Weber Amaral is a Professor of Agronomy and Forestry at the University of São Paulo in the Escola Superior de Agricultura Luiz de Quieroz. He obtained his Masters from the University of Sao Paulo (USP), and his doctorate from the Department of Organismic and Evolutionary Biology at Harvard. His research and professional interests are in the areas of biofuels and sustainable use of biodiversity, forest genetic resources, biotechnology and biosafety, sustainable development and public policy. He was the coordinator of the Brazilian Center for Biofuels from 2005 - 2008, and formally Senior Scientist at the International Plant Genetic Resources Institute, based in Rome, coordinating the Global Forest Genetic Resources Project. His professional career has included working as a researcher in Plant Genetics and Breeding at Florin Florestamento Integrado SA, working as a consultant on Biodiversity for the Brazilian government, and participating as a member of the International Advisory Group of the Pilot Programme on Tropical Rain Forests (PPG7).

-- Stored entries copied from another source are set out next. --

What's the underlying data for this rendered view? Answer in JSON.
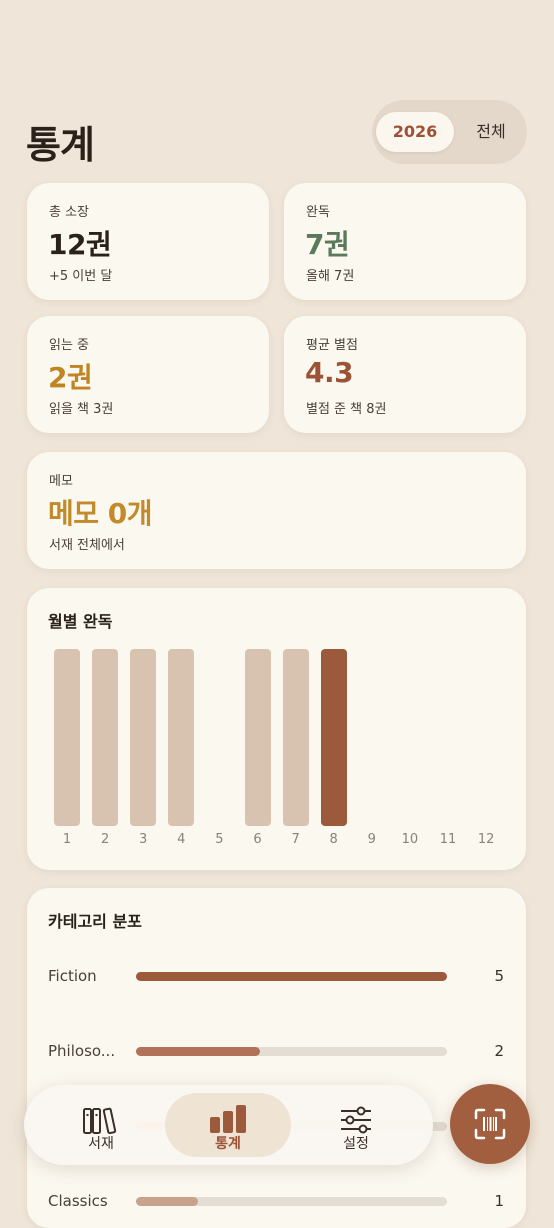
{
  "header": {
    "title": "통계"
  },
  "year_filter": {
    "options": [
      "2026",
      "전체"
    ],
    "selected": "2026"
  },
  "stats": [
    {
      "label": "총 소장",
      "value": "12권",
      "sub": "+5 이번 달",
      "color": "#2b211b"
    },
    {
      "label": "완독",
      "value": "7권",
      "sub": "올해 7권",
      "color": "#5b7a5b"
    },
    {
      "label": "읽는 중",
      "value": "2권",
      "sub": "읽을 책 3권",
      "color": "#c08422"
    },
    {
      "label": "평균 별점",
      "value": "4.3",
      "sub": "별점 준 책 8권",
      "color": "#9b5235"
    }
  ],
  "memo": {
    "label": "메모",
    "value": "메모 0개",
    "sub": "서재 전체에서",
    "color": "#c28a2a"
  },
  "monthly": {
    "title": "월별 완독",
    "chart_data": {
      "type": "bar",
      "categories": [
        "1",
        "2",
        "3",
        "4",
        "5",
        "6",
        "7",
        "8",
        "9",
        "10",
        "11",
        "12"
      ],
      "values": [
        1,
        1,
        1,
        1,
        0,
        1,
        1,
        1,
        0,
        0,
        0,
        0
      ],
      "highlight_category": "8",
      "title": "월별 완독",
      "ylim": [
        0,
        1
      ],
      "colors": {
        "bar": "#d8c3b1",
        "highlight": "#9c5a3c"
      }
    }
  },
  "categories": {
    "title": "카테고리 분포",
    "items": [
      {
        "name": "Fiction",
        "count": 5,
        "color": "#9c5a3c"
      },
      {
        "name": "Philoso...",
        "count": 2,
        "color": "#b07258"
      },
      {
        "name": "",
        "count": null,
        "color": "#efc48a"
      },
      {
        "name": "Classics",
        "count": 1,
        "color": "#c9a18c"
      }
    ],
    "max": 5
  },
  "tabbar": {
    "tabs": [
      {
        "label": "서재",
        "icon": "books-icon",
        "active": false
      },
      {
        "label": "통계",
        "icon": "bar-chart-icon",
        "active": true
      },
      {
        "label": "설정",
        "icon": "sliders-icon",
        "active": false
      }
    ]
  },
  "fab": {
    "icon": "barcode-scan-icon"
  }
}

Marcia Castro is Andelot Professor of Demography, and chair of the Department of Global Health and Population at the Harvard T.H. Chan School of Public Health, associate faculty of the Harvard University Center for the Environment, and faculty member of the Harvard Center for Population and Development Studies. Her research focuses on the development and use of multidisciplinary approaches, combining data from different sources, to identify the determinants of malaria transmission in different ecological settings, and to provide evidence for the improvement of current control policies, and the development of new ones. She has more than 20 years of research experience in the Brazilian Amazon, and is assessing the role of extreme weather events on malaria. She has projects on dengue, Zika virus, chikungunya, tuberculosis, congenital syphilis, and infant and child mortality and development. Professor Castro received the 2018 Roger L. Nichols Award for Excellence in Teaching. She earned her doctoral degree in Demography from Princeton University.